O professor efetivo da Universidade Estadual do Ceará (UECE), no campus de Tauá, no interior do Ceará, Daniel de Azevedo Brito, destaca que é necessário utilizar os materiais pedagógicos e assessoria técnica fornecida pela Secretaria de Educação como um meio de ensino, não como um fim em si mesmo.
"O problema não está em uma escola adotar ou receber um material didático da prefeitura ou do Estado direcionado para avaliações externas como o IDEB ou SPAECE, o problema é utilizar somente esse material. Com certeza esse material traz conhecimentos importantes que é interessante que o aluno conheça, porque nessas avaliações externas, as perguntas são muito bem elaboradas e a forma como os problemas são enunciados é muito interessante para o aprendizado. Cabe ao professor passar e ao aluno conhecer. Agora, seria um erro direcionar as aulas só para isso e fechar os olhos para outros recursos didáticos. O mesmo a gente poderia dizer sobre os livros didáticos comuns, que as escolas recebem do Plano Nacional do Livro Didático. O professor que só dá aula em cima do livro didático, gera um problema para ele mesmo, porque cria uma dependência do material", defende.
O professor, que também é youtuber e tem um canal com dicas de conteúdo e métodos didáticos para auxiliar professores do ensino fundamental e médio, também coordena o programa de extensão universitária na UECE, que forma estudantes para se tornarem professores da rede pública de ensino. Com 12 anos de carreira nas salas de aula de escolas públicas, privadas e cursinhos, o professor destaca que a diversidade metodológica é a chave para uma boa aprendizagem.
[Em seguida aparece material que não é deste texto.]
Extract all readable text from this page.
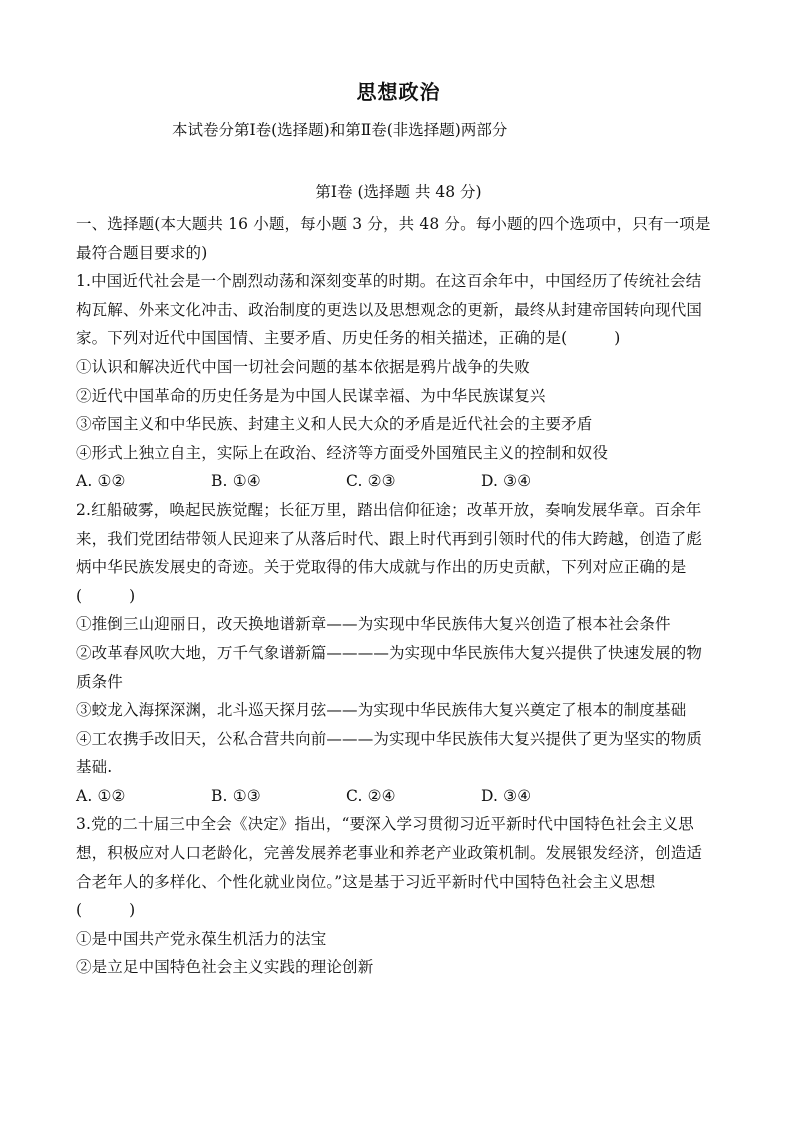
思想政治
本试卷分第Ⅰ卷(选择题)和第Ⅱ卷(非选择题)两部分
第Ⅰ卷 (选择题 共 48 分)
一、选择题(本大题共 16 小题，每小题 3 分，共 48 分。每小题的四个选项中，只有一项是
最符合题目要求的)
1.中国近代社会是一个剧烈动荡和深刻变革的时期。在这百余年中，中国经历了传统社会结
构瓦解、外来文化冲击、政治制度的更迭以及思想观念的更新，最终从封建帝国转向现代国
家。下列对近代中国国情、主要矛盾、历史任务的相关描述，正确的是(　　　)
①认识和解决近代中国一切社会问题的基本依据是鸦片战争的失败
②近代中国革命的历史任务是为中国人民谋幸福、为中华民族谋复兴
③帝国主义和中华民族、封建主义和人民大众的矛盾是近代社会的主要矛盾
④形式上独立自主，实际上在政治、经济等方面受外国殖民主义的控制和奴役
A. ①②	B. ①④	C. ②③	D. ③④
2.红船破雾，唤起民族觉醒；长征万里，踏出信仰征途；改革开放，奏响发展华章。百余年
来，我们党团结带领人民迎来了从落后时代、跟上时代再到引领时代的伟大跨越，创造了彪
炳中华民族发展史的奇迹。关于党取得的伟大成就与作出的历史贡献，下列对应正确的是
(　　　)
①推倒三山迎丽日，改天换地谱新章——为实现中华民族伟大复兴创造了根本社会条件
②改革春风吹大地，万千气象谱新篇————为实现中华民族伟大复兴提供了快速发展的物
质条件
③蛟龙入海探深渊，北斗巡天探月弦——为实现中华民族伟大复兴奠定了根本的制度基础
④工农携手改旧天，公私合营共向前———为实现中华民族伟大复兴提供了更为坚实的物质
基础.
A. ①②	B. ①③	C. ②④	D. ③④
3.党的二十届三中全会《决定》指出，“要深入学习贯彻习近平新时代中国特色社会主义思
想，积极应对人口老龄化，完善发展养老事业和养老产业政策机制。发展银发经济，创造适
合老年人的多样化、个性化就业岗位。”这是基于习近平新时代中国特色社会主义思想
(　　　)
①是中国共产党永葆生机活力的法宝
②是立足中国特色社会主义实践的理论创新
"Se um dia o professor usar o livro, no outro usa o material da Secretaria, no outro, leva um filme, no outro, faz uma discussão ou uma dinâmica, entre outras possibilidades, há diversidade nas aulas. É a diversidade metodológica de ensino que vai conseguir fazer uma boa educação porque os alunos são diferentes um do outro. Se você usa só um material, que tem só uma linguagem, alguns alunos vão ter mais dificuldades. Se você amplia o leque de materiais em uso na sala de aula, você tem uma chance muito maior de abarcar outras formas de raciocínio dos estudantes. Os alunos não são robôs e eles também têm formas diferentes de aprender. Quando você amplia o leque de possibilidades, você aumenta a chance desse aluno apreender o conteúdo com mais facilidade", comenta.
Defensor do modelo cearense, Gabriel Corrêa, do Todos pela Educação é um pouco mais otimista. "Quando a gente fala de replicação de políticas boas de educação, que tiveram êxito, a gente tem que lembrar que tem que ser uma replicação com contextualização. Ou seja, não é simplesmente copiar e colar em outro contexto. É preciso adaptar, aprender com o contexto. Então, quando a gente fala em aprender com o Ceará, a questão da municipalização é o principal ponto a ser considerado. Essa multiplicação depende desse modelo e isso abre um desafio imenso para os estados".
Para ele, é fundamental que educação seja uma pauta da prefeitura e que atravesse governos. "É a partir daí [que é possível replicar]. Se há um compromisso político com a educação, os gestores vão buscar bons secretários e secretárias para a educação, alocar melhor os recursos, buscar e melhorar políticas que deram certo", finaliza.